Charles Schwab’s (NYSE: SCHW) market cap jumped by 13.8%, the third highest on the list, pushed by solid Q2 2022 earnings results. Interest revenue jumped by 31% following higher market interest rates and an improvement in interest-earning assets. 

Chinese banks 

Issues in the Chinese property markets eroded business confidence pushing the market cap of ICBC, Bank of China, Agricultural Bank of China, and China Construction Bank by more than 10%. 

Regulators in China cut interest rates a few times in 2022 to push out more loans in order to kick-start the ailing property sector; these moves could impact bank profitability in the long run. 
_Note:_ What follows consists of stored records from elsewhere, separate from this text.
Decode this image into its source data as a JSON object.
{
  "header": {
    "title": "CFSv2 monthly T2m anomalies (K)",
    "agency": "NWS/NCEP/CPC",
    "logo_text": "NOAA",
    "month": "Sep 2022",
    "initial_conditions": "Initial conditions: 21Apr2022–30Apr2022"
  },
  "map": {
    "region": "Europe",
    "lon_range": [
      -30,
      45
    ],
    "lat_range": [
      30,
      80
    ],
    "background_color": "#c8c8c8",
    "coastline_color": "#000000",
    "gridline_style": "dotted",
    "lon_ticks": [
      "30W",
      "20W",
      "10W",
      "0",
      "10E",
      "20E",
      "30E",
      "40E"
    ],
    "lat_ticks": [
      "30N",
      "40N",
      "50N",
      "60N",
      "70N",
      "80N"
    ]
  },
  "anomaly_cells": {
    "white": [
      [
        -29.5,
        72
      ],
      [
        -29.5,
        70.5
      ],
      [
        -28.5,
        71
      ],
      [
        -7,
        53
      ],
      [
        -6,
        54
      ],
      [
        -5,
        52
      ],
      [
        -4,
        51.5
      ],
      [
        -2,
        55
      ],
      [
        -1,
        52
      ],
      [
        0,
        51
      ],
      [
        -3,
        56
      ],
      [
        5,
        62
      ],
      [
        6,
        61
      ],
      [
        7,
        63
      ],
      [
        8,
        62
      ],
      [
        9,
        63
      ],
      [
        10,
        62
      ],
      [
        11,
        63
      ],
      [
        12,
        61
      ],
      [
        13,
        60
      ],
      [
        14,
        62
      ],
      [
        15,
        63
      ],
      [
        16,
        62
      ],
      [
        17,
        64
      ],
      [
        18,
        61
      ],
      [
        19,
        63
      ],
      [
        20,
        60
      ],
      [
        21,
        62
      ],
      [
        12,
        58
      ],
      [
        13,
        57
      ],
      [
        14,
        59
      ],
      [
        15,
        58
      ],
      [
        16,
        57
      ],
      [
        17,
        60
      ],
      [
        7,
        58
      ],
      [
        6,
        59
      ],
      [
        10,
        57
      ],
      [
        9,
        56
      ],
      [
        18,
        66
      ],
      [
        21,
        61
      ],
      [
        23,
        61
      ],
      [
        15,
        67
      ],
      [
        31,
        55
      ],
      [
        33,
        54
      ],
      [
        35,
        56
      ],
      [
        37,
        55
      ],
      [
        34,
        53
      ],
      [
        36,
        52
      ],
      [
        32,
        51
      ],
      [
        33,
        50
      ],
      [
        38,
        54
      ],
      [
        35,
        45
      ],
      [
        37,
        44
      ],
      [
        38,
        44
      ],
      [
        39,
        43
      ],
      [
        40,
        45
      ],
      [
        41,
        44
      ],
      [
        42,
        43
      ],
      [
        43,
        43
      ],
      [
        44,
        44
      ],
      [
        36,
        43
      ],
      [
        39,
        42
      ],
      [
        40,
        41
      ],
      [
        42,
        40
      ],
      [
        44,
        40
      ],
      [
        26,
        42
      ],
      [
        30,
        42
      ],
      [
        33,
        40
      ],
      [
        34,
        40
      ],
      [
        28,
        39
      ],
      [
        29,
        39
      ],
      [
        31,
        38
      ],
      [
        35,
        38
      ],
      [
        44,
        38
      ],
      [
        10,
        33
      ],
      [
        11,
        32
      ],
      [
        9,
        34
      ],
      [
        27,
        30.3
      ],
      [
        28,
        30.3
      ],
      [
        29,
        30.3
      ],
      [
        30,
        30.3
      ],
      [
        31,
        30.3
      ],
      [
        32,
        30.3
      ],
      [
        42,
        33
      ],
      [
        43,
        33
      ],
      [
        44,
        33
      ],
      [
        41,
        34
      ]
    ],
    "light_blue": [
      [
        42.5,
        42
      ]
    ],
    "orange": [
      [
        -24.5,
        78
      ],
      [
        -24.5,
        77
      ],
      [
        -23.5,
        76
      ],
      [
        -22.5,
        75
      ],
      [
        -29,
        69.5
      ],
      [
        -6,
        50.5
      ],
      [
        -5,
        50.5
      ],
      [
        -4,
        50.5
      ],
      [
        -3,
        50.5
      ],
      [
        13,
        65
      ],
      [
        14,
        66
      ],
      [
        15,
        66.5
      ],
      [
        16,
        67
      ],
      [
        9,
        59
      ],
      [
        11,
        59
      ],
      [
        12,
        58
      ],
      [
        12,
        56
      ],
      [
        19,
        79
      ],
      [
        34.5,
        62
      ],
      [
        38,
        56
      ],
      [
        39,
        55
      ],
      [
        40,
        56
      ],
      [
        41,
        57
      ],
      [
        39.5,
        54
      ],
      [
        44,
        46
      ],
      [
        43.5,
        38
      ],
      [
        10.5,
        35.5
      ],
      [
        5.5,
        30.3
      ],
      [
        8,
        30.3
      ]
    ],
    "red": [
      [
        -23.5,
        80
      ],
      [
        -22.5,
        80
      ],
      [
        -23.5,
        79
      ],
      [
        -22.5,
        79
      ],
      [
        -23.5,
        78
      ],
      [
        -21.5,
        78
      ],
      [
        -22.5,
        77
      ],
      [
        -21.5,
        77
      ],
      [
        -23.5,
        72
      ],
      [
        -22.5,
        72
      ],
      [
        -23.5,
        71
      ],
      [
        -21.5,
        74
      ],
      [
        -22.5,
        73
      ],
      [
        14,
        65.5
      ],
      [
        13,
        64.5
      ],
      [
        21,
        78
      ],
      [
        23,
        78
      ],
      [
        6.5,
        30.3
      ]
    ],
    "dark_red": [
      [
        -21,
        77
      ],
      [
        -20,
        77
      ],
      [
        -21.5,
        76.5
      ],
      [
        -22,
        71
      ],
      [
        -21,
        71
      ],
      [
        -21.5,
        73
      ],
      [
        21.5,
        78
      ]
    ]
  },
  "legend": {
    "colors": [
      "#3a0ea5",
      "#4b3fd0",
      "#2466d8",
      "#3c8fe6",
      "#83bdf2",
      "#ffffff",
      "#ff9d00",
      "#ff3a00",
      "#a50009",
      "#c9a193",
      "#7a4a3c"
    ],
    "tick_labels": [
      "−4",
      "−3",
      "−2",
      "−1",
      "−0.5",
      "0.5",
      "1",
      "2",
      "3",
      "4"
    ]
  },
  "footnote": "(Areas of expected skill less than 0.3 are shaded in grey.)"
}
Furthermore, the chance of a negative cascading effect caused by a possible implosion of Credit Suisse was mentioned by Grandhi, which could spell trouble for banks. 

“Global banking segment could face greater difficulties in the fourth quarter of 2022 because of Credit Suisse’s crisis, which was brought on by the bank’s poor investments in Greensill Capital and Archegos Capital as well as scandals like drug-related money laundering, which damaged the bank’s reputation and undermined investor confidence and caused its share price to plummet.

He also added:

“Additionally, its rate on credit default swaps increased, which suggests that it may file for bankruptcy. Given that Credit Suisse is regarded as a global systematically important bank (G-SIB), all these changes could have a cascading effect on the banking industry. Additionally, the continued increases in interest rates to combat inflation may trigger a possible worldwide recession.”.

Finally, the possibility of a worldwide recession due to an increase in interest rates could be another negative for bank earnings going forward.